Lettre du général Chlopicki à l'empereur Nicolas (décembre 1830).

«Sire, L'assemblée délibérante (la Diète), malgré le talent et même la popularité de ses membres, est trop faible pour pouvoir ramener la tranquillité au milieu de l'orage. Convaincu de cette vérité, d'autant plus que j'ai devant les yeux l'expérience des jours de terreur qui viennent de s'écouler, j'ai résolu de réunir en ma personne le pouvoir exécutif dans toute son étendue, afin qu'il ne devînt pas la proie d'une foule d'agents provocateurs et de perturbateurs qui, timides à l'heure du danger, possèdent cependant l'art de tromper les masses par des mensonges, et de faire tourner à leur profit les nobles sentiments du peuple. Ennemi de l'anarchie, après avoir vu renverser par elle trois sortes de gouvernements, je me suis proposé d'appuyer le gouvernement provisoire par une force organisée, et de rendre l'autorité à un seul homme, en l'entourant du secours de l'armée et de l'obéissance du peuple.

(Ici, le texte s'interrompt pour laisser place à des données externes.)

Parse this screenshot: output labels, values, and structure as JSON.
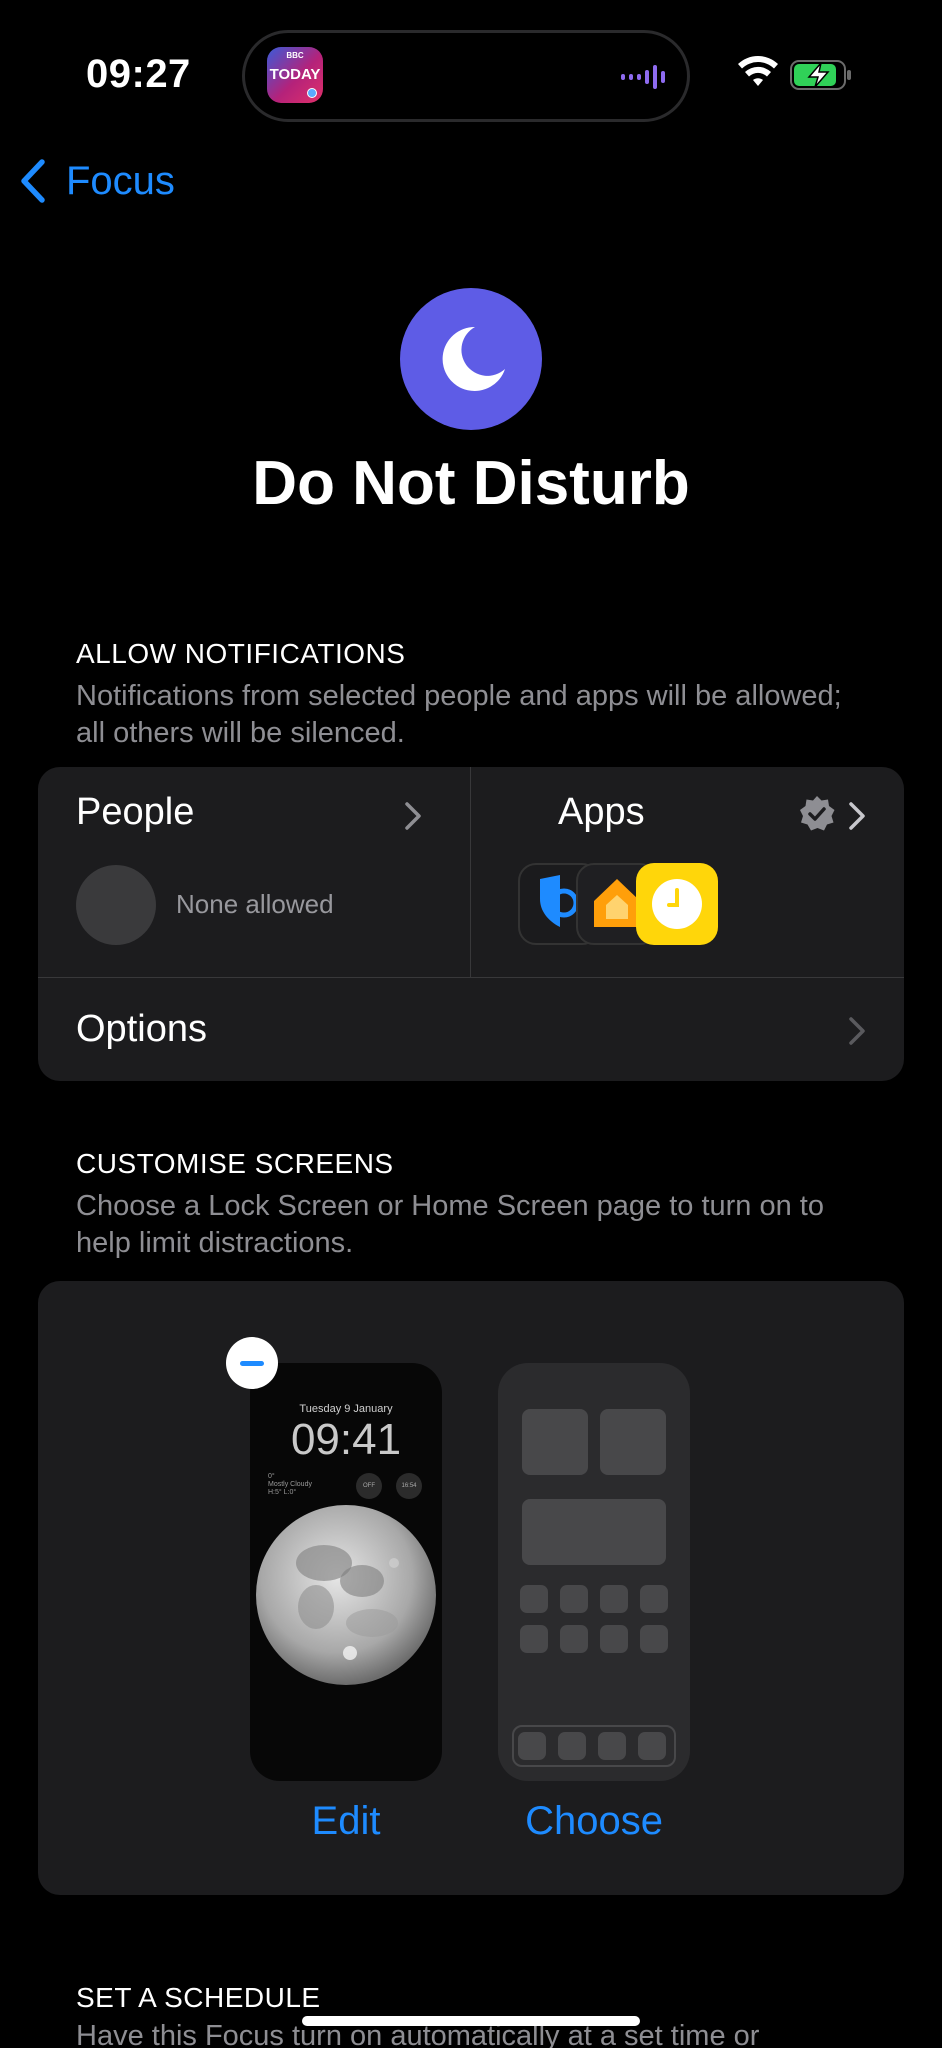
{
  "status_bar": {
    "time": "09:27",
    "live_activity": {
      "app_brand": "BBC",
      "app_label": "TODAY"
    }
  },
  "nav": {
    "back_label": "Focus"
  },
  "focus": {
    "title": "Do Not Disturb",
    "icon": "moon-icon",
    "accent_color": "#5e5ce6"
  },
  "allow_notifications": {
    "header": "ALLOW NOTIFICATIONS",
    "footer": "Notifications from selected people and apps will be allowed; all others will be silenced.",
    "people": {
      "label": "People",
      "status": "None allowed"
    },
    "apps": {
      "label": "Apps",
      "icons": [
        "shield-app-icon",
        "home-app-icon",
        "clock-app-icon"
      ]
    },
    "options": {
      "label": "Options"
    }
  },
  "customise_screens": {
    "header": "CUSTOMISE SCREENS",
    "footer": "Choose a Lock Screen or Home Screen page to turn on to help limit distractions.",
    "lock_screen": {
      "date": "Tuesday 9 January",
      "time": "09:41",
      "weather_temp": "0°",
      "weather_desc": "Mostly Cloudy",
      "weather_range": "H:5° L:0°",
      "widget_1": "OFF",
      "widget_2": "16:54",
      "action": "Edit"
    },
    "home_screen": {
      "action": "Choose"
    }
  },
  "schedule": {
    "header": "SET A SCHEDULE",
    "footer": "Have this Focus turn on automatically at a set time or"
  },
  "colors": {
    "link": "#1e8bff",
    "background": "#000000",
    "card": "#1c1c1e"
  }
}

Cette mesure, Sire, a déjà rétabli la tranquillité dans les esprits; le soldat observe la discipline militaire; la populace retourne à ses occupations habituelles; tous confient sans crainte ce qu'ils ont de plus cher à une autorité qui désire le bien public, et qui atteindra désormais ce noble but. En un mot, les troubles ont cessé et les traces de désordre s'effacent.

Mais, Sire, ces sentiments qui, dans le cours de quelques heures, ont armé toute la capitale, qui ont réuni toute l'armée sous un même étendard, ces sentiments qui, comme une étincelle électrique, pénètrent tous les palatinats, et y produisent les mêmes effets, ces sentiments, dis-je, brûlent dans tous les coeurs, et ne s'éteindront qu'avec leur dernier soupir.

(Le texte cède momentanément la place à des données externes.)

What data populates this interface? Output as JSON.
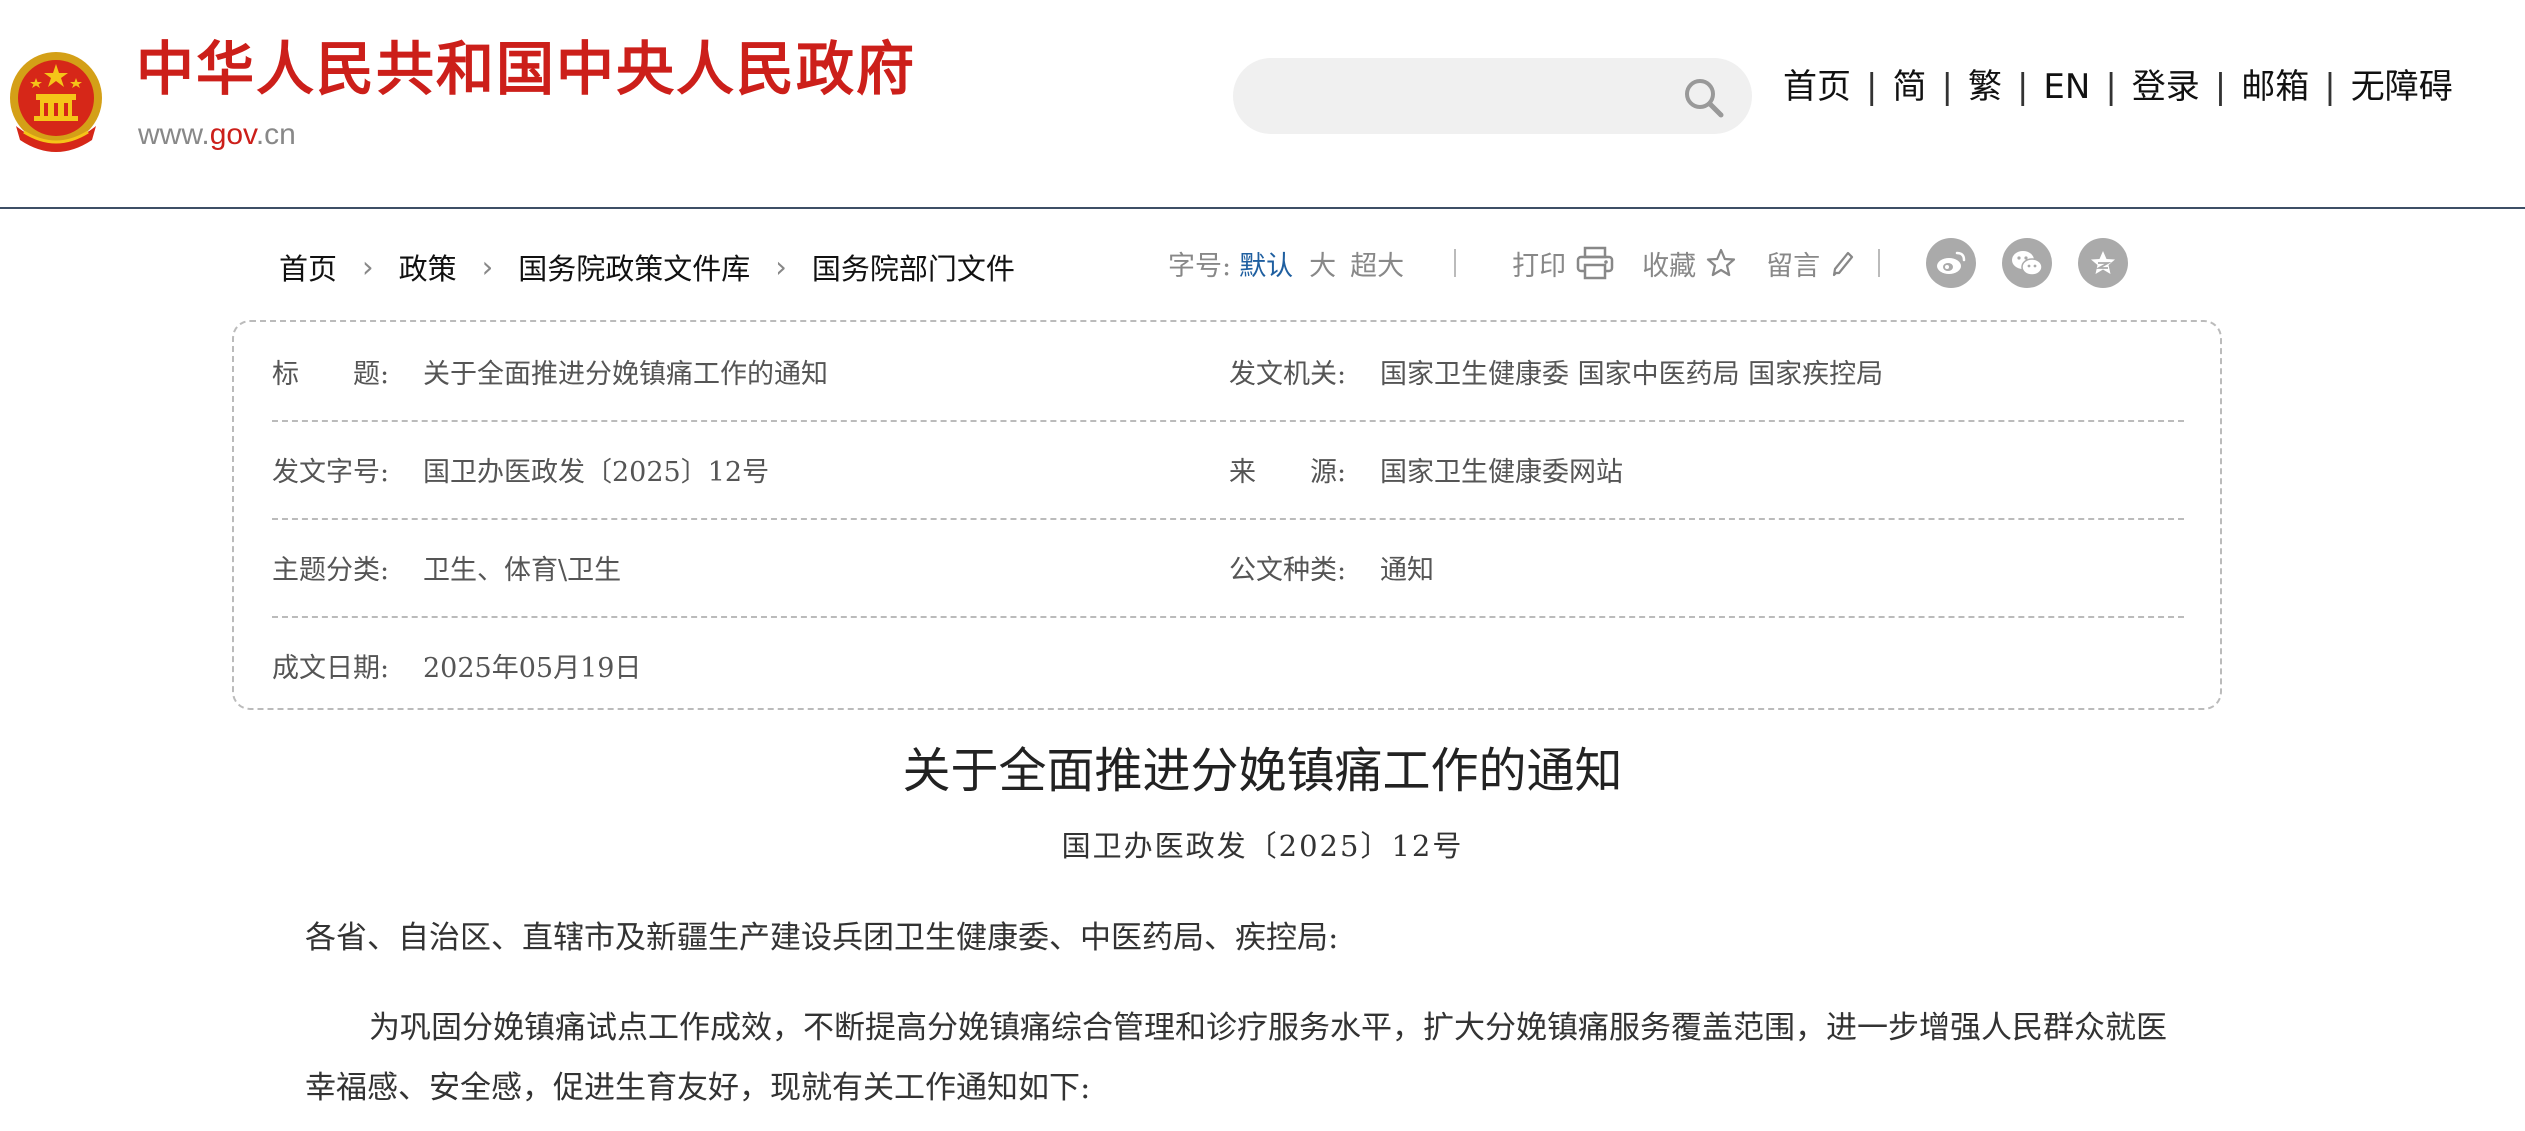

Il en est ainsi, Sire; la nation veut une liberté modérée; elle ne veut point en abuser; mais par cela même, elle veut qu'elle soit à l'abri de toute violation et de toute agression; elle veut une constitution applicable à la vie pratique. Par un concours inouï de circonstances, se trouvant dans une position peut-être trop hardie, elle n'en est pas moins prête à tout sacrifier pour la plus belle des causes, pour son indépendance nationale. Cependant, Sire, loin d'elle est la pensée de rompre les liens qui l'unissent à votre auguste volonté. Le gouvernement provisoire a déjà reconnu la nécessité d'envoyer à Saint-Pétersbourg deux députés qui ont été chargés de déposer au pied du trône de Votre Majesté Impériale et Royale l'expression des volontés et des désirs de la nation, que les provinces polonaises, anciennement incorporées à l'Empire, fussent admises à la jouissance des mêmes libertés que le royaume.

Daignez, Sire, par humanité et par égard pour les bienfaits que vous avez répandus sur nous au commencement de votre règne, accueillir avec bonté les prières dont ils sont l'interprète! Que la Pologne, déjà reconnaissante à Votre Majesté Impériale et Royale pour les bonnes intentions que vous lui avez toujours montrées, que cette Pologne, dis-je, puisse vous entourer, Sire, de cet amour qu'elle conserve dans son coeur pour son auguste régénérateur! Que notre destinée s'accomplisse! Et vous, Sire, remplissant à notre égard les promesses de votre prédécesseur, prouvez-nous par de nouveaux bienfaits que votre règne n'est qu'une suite non interrompue du règne de celui qui a rendu l'existence à une partie de l'ancienne Pologne. Du reste, la jouissance des libertés qui nous sont assurées par la Charte n'est point une concession que le trône nous fera; ce ne sera que la simple exécution d'un contrat passé entre le roi et la nation, et confirmé par un serment réciproque.

Connaissant, Sire, votre magnanimité, je dois espérer qu'une députation, qui n'a pour but que la paix, obtiendra l'effet qu'elle se propose; les travaux du gouvernement provisoire sont consacrés à l'organisation intérieure du pays; ses ordonnances seront respectées, comme les miennes propres, jusqu'au moment de la réunion du sénat et de la chambre des nonces, auxquels il appartiendra de prendre des mesures ultérieures.

«Sire, en ma qualité d'ancien soldat et de bon Polonais, j'ose vous faire entendre la vérité; car je suis persuadé que Votre Majesté Impériale et Royale daignera l'écouter. Vous tenez, Sire, dans votre main les destinées de toute une nation: d'un seul mot, vous pouvez la mettre au comble du bonheur; d'un seul mot, la précipiter dans un abîme de maux.

Plein de confiance dans la magnanimité de votre coeur, Sire, j'ose espérer qu'une effusion de sang n'aura pas lieu, et je me regarderai comme le plus heureux des hommes si je puis atteindre au but que je me propose par la réunion intime de tous les éléments de bon ordre et de force.»